If you are smoking, you will probably be buying a regular gram of weed, and in this case you might see a THC or CBD percentage(%) number as part of the testing information. This number might be anywhere from 10%- to a whopping 30% for THC and .5-30% for CBD, and will tell you what percentage of the plant material the cannabis compounds make up. Extractions and vape pens, recently becoming more and more popular, will have the same type of testing, but you should expect to see percentages of 60% and higher, since these products have extracted all of the THC and CBD out of the plant matter and have turned it into oil. Don't be alarmed by these higher percentages, as extractions are typically formulated to provide a smooth and clean hit so probably you wont cough much more at first (but don't come back to yell at me if you do..). So, for example, a strain that has been tested to have 17.8% THC and .9% CBD is alright, but won't have as strong of an effect as a strain that tests at 23% THC and 8% CBD.

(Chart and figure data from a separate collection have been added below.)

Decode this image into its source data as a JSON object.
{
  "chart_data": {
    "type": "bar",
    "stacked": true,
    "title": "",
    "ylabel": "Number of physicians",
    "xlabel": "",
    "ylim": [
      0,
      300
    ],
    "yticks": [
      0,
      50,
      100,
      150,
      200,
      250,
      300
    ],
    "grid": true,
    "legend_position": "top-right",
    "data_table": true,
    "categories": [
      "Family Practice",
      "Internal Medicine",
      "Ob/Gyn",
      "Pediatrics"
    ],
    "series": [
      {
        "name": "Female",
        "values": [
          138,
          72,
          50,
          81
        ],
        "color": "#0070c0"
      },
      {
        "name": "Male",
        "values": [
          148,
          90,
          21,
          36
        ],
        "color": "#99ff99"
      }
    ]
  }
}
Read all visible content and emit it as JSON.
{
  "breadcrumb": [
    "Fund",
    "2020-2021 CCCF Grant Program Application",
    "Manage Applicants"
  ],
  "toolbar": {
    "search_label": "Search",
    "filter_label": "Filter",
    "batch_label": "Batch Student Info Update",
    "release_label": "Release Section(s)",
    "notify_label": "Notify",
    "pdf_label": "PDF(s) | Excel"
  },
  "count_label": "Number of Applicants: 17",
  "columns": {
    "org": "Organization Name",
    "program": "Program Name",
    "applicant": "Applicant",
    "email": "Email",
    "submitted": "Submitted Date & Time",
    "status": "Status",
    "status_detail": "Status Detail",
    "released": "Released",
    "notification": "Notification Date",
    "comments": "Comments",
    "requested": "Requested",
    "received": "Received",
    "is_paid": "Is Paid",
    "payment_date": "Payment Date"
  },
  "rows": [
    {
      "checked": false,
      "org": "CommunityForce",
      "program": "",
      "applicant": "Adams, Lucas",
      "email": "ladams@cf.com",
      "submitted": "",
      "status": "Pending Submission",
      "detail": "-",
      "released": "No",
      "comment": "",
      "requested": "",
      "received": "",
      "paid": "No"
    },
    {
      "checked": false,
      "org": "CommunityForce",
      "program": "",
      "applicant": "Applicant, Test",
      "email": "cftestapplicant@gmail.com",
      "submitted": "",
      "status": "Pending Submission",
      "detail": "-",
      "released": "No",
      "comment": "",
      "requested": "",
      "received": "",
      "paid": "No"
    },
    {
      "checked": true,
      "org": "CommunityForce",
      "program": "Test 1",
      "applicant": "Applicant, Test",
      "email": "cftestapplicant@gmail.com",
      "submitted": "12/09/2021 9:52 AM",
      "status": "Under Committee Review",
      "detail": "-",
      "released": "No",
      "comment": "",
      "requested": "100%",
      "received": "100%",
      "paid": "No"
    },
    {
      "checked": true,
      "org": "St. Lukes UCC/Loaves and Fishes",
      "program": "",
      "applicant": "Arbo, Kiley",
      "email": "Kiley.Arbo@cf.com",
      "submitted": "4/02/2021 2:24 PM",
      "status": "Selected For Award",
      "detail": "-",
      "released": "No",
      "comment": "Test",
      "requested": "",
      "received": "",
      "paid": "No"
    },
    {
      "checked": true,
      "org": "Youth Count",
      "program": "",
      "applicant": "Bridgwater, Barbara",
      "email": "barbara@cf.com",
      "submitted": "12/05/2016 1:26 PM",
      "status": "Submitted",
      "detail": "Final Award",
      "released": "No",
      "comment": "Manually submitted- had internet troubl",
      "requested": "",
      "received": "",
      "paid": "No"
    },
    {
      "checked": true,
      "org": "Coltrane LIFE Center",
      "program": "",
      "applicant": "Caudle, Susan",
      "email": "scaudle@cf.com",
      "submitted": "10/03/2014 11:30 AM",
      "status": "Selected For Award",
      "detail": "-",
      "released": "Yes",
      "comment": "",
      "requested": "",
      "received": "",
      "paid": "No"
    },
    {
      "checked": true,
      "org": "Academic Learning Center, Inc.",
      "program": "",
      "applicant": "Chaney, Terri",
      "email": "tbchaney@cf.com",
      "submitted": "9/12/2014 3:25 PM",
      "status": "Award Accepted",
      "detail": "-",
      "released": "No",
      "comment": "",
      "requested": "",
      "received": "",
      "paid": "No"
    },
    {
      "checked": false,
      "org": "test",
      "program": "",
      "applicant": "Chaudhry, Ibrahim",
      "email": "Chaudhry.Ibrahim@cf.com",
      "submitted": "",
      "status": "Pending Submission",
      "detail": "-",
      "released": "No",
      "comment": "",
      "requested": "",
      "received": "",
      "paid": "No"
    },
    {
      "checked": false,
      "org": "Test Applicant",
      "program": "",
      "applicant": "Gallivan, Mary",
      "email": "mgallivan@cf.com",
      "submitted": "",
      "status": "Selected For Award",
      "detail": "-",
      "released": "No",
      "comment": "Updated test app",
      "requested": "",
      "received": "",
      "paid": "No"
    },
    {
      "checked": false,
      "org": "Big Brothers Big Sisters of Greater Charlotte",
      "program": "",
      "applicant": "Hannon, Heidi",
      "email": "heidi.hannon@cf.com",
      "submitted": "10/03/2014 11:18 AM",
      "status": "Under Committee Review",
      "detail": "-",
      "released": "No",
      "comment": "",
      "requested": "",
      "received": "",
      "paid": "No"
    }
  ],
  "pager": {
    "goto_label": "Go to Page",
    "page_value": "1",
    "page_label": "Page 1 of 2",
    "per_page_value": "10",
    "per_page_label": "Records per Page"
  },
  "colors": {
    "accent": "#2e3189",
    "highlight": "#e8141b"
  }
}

Edibles are an entirely different story (unfortunately). For these yummy guys you will see product labels by MG, or milligram. This is done so that you know how much pot they are putting in your brownie. Each product will be labeled with a mg level anywhere from 5mg all the way to 1000mg. There is a huge difference here, and the most typical levels you might find in a shop are 100mg and 200mg products. There are hundreds of edible companies that specialize in making products that range from 5mg mints or strips of gum to giant 1000mg cookies, so try out a few different products and don't be scared to try new reputable brands! Another warning, in states where weed is recreational, like Washington, there may be limits to how many milligrams an edible product can have.

When you first begin using medical marijuana, in any form, it is always a good idea to start at a low level or percentage, and work your way up. Trying to do too much too fast will end up in disaster, or maybe you might just leave your phone in the freezer, but either way it probably won't be the pleasant experience you were hoping for. Getting started can be a rocky process, but it can also help you get a very good sense for what you like and don't like. The great thing about trying out weed is that it's not going to actually hurt you, at the very worst it just gives you a feeling you don't enjoy!

There are tons of resources about strains, growing, and medicating out there. Countless magazines and online pages post blogs about new ideas every day, and there is always new information to learn. Getting to know the basics will help you get a hold on where to start, and how best to venture into the cannabis world! Good luck!